The UKSHA said that this was based on 15 studies.

"These studies add to the potential benefits of receiving a full course of the COVID-19 vaccination," head of immunisation at UKHSA, Dr Mary Ramsay said.

Britain  is still reporting around 50,000 cases a day. The UKHSA said that around 2 percent of the UK population had reported symptoms of long COVID which include fatigue, memory loss and general brain fog.


On Monday, Prime Minister Justin Trudeau of Canada invoked never-before used emergency powers to quash demonstrations against COVID restrictions.

The Emergencies Act allows the federal government to bar people from gathering in specific locations.

Trudeau vowed it would be time-limited and only apply to specific geographic regions.
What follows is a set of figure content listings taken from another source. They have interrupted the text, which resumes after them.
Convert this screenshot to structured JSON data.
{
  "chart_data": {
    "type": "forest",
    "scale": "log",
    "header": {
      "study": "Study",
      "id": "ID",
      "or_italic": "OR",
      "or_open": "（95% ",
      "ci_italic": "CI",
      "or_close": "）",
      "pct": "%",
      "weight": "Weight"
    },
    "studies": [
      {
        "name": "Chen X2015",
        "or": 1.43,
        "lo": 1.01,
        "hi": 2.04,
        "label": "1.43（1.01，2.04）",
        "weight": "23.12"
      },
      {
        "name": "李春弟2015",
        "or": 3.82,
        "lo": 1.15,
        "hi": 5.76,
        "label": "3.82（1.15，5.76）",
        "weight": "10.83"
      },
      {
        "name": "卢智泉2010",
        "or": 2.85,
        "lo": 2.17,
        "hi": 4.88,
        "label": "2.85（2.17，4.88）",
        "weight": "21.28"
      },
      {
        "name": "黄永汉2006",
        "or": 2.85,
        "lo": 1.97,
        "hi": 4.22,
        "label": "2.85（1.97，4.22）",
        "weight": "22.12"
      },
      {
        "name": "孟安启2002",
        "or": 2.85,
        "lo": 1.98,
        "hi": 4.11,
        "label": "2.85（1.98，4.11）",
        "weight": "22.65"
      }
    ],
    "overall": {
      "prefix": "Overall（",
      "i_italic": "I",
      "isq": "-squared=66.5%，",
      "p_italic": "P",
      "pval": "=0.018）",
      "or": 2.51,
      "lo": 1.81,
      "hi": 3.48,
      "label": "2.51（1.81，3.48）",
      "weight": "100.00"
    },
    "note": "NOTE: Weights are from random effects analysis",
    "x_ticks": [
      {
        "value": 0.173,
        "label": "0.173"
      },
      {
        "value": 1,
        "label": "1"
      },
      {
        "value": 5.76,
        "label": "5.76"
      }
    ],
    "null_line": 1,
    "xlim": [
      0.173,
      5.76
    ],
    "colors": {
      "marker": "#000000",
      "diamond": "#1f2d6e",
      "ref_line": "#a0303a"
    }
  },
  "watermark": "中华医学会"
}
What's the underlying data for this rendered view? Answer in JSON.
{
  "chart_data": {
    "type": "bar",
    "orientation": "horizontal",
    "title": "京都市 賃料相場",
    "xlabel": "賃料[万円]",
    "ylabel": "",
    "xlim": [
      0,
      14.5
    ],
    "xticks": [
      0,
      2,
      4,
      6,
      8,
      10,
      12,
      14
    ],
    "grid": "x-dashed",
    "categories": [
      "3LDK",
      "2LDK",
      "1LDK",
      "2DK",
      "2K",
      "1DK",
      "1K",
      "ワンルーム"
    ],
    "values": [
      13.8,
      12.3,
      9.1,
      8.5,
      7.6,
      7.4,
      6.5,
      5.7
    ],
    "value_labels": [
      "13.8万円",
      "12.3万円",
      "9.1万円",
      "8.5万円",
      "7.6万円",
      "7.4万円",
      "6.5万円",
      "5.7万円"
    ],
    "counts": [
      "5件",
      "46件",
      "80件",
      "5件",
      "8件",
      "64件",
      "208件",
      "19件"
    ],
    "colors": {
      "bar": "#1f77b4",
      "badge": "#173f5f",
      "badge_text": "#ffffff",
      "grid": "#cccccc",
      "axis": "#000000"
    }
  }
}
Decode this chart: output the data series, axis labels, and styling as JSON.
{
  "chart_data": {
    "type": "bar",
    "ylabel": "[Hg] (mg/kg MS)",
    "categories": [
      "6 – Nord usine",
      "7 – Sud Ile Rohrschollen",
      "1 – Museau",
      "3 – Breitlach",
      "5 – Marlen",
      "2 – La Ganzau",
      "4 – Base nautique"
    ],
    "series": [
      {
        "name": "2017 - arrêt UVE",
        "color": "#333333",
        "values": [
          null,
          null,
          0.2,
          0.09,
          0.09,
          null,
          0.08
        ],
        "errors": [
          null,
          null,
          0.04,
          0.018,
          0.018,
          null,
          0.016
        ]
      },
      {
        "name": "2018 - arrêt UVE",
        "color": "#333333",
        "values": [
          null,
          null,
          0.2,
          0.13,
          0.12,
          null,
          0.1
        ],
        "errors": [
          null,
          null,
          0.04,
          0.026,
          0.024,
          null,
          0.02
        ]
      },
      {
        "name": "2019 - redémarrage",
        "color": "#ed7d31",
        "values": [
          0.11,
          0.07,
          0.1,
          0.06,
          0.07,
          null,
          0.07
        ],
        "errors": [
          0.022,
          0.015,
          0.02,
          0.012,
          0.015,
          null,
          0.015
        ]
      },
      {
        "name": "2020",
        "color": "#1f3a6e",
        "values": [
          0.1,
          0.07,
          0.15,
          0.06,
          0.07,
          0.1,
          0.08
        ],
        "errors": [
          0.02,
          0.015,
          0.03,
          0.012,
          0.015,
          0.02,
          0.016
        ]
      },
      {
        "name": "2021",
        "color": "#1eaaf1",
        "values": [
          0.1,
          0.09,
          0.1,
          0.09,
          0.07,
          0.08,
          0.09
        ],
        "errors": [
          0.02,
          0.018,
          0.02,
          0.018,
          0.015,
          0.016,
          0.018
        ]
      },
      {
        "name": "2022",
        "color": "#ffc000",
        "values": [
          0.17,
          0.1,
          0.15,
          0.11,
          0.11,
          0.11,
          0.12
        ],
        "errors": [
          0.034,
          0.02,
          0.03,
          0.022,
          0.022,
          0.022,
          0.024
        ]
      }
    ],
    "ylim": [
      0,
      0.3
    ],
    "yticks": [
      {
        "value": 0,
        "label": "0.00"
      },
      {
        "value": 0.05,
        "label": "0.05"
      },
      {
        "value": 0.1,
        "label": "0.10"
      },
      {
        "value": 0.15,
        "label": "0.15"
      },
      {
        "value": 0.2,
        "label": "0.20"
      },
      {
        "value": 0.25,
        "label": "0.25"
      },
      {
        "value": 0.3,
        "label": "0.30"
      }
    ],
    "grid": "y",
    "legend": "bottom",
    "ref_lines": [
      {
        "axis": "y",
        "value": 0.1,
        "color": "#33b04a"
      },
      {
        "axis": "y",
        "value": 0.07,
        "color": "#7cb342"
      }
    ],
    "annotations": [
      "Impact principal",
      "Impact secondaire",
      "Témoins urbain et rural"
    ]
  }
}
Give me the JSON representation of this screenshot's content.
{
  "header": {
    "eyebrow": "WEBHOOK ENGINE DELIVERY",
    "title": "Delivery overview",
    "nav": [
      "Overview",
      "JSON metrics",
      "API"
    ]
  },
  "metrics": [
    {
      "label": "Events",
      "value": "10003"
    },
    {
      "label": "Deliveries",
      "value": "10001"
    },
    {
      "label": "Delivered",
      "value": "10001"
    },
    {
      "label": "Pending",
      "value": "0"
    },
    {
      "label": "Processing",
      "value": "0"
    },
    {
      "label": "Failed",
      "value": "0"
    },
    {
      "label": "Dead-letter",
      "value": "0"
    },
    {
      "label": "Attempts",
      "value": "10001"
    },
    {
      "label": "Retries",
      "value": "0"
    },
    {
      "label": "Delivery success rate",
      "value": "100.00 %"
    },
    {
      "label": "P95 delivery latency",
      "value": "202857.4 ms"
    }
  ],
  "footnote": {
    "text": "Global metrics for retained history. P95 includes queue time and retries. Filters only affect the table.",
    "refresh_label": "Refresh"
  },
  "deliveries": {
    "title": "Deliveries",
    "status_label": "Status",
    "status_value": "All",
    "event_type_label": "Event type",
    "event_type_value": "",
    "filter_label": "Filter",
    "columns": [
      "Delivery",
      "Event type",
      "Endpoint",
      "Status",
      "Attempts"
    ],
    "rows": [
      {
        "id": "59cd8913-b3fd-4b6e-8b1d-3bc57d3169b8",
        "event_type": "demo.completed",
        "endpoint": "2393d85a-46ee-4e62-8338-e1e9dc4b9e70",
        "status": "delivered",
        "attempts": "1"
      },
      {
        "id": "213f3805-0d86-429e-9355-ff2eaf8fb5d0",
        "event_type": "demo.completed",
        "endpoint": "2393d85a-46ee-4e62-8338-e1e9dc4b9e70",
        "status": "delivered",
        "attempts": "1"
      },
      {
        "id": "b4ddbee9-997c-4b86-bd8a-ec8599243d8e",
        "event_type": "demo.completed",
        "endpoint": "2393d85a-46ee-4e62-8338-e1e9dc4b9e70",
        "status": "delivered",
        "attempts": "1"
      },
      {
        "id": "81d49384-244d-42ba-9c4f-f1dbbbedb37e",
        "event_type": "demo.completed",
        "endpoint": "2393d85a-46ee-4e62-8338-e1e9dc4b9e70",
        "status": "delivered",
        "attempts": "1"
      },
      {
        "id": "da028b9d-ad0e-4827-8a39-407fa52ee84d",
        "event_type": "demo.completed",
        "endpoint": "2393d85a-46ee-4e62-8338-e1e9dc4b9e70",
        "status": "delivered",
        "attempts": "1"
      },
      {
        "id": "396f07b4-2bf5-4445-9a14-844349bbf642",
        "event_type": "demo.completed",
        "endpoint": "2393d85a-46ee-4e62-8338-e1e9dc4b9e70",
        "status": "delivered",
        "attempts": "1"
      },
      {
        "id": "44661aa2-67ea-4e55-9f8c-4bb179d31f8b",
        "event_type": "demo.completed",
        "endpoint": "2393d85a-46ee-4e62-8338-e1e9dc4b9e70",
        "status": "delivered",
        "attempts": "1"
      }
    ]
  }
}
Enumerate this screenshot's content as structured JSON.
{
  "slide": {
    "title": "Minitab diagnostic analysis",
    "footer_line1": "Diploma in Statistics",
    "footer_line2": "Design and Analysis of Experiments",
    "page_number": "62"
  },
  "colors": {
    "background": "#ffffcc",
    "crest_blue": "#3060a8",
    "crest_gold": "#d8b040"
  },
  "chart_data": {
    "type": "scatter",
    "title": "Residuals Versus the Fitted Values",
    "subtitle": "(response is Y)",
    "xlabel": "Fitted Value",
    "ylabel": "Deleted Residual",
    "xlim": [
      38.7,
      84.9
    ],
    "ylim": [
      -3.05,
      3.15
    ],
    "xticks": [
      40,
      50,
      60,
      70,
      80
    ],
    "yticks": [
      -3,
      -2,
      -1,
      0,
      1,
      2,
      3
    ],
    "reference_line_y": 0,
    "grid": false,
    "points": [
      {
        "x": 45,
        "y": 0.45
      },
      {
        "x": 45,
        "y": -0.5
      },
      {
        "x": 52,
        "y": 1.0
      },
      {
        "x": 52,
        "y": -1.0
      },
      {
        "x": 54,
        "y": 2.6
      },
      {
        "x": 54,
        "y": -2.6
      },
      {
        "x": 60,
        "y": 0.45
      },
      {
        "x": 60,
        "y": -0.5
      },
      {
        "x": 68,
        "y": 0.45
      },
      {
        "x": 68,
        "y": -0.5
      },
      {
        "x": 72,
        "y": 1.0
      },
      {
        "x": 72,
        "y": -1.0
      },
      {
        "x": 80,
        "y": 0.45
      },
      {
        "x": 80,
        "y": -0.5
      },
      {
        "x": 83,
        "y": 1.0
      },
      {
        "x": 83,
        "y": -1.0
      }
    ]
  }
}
Trudeau uses emergency powers to end protest

The Centers for Disease Control and Prevention in the United States has advised against travel to six countries and territories, including South Korea, Azerbaijan and Belarus, due to widespread COVID-19 infections.

The additions to the country's "very high" risk Level 4 category also included Comoros, French Polynesia and Saint Pierre and Miquelon, off Canada's east coast.

In total, the CDC has listed about 140 countries and territories at the highest warning level, including Canada, Europe and almost all of Latin America.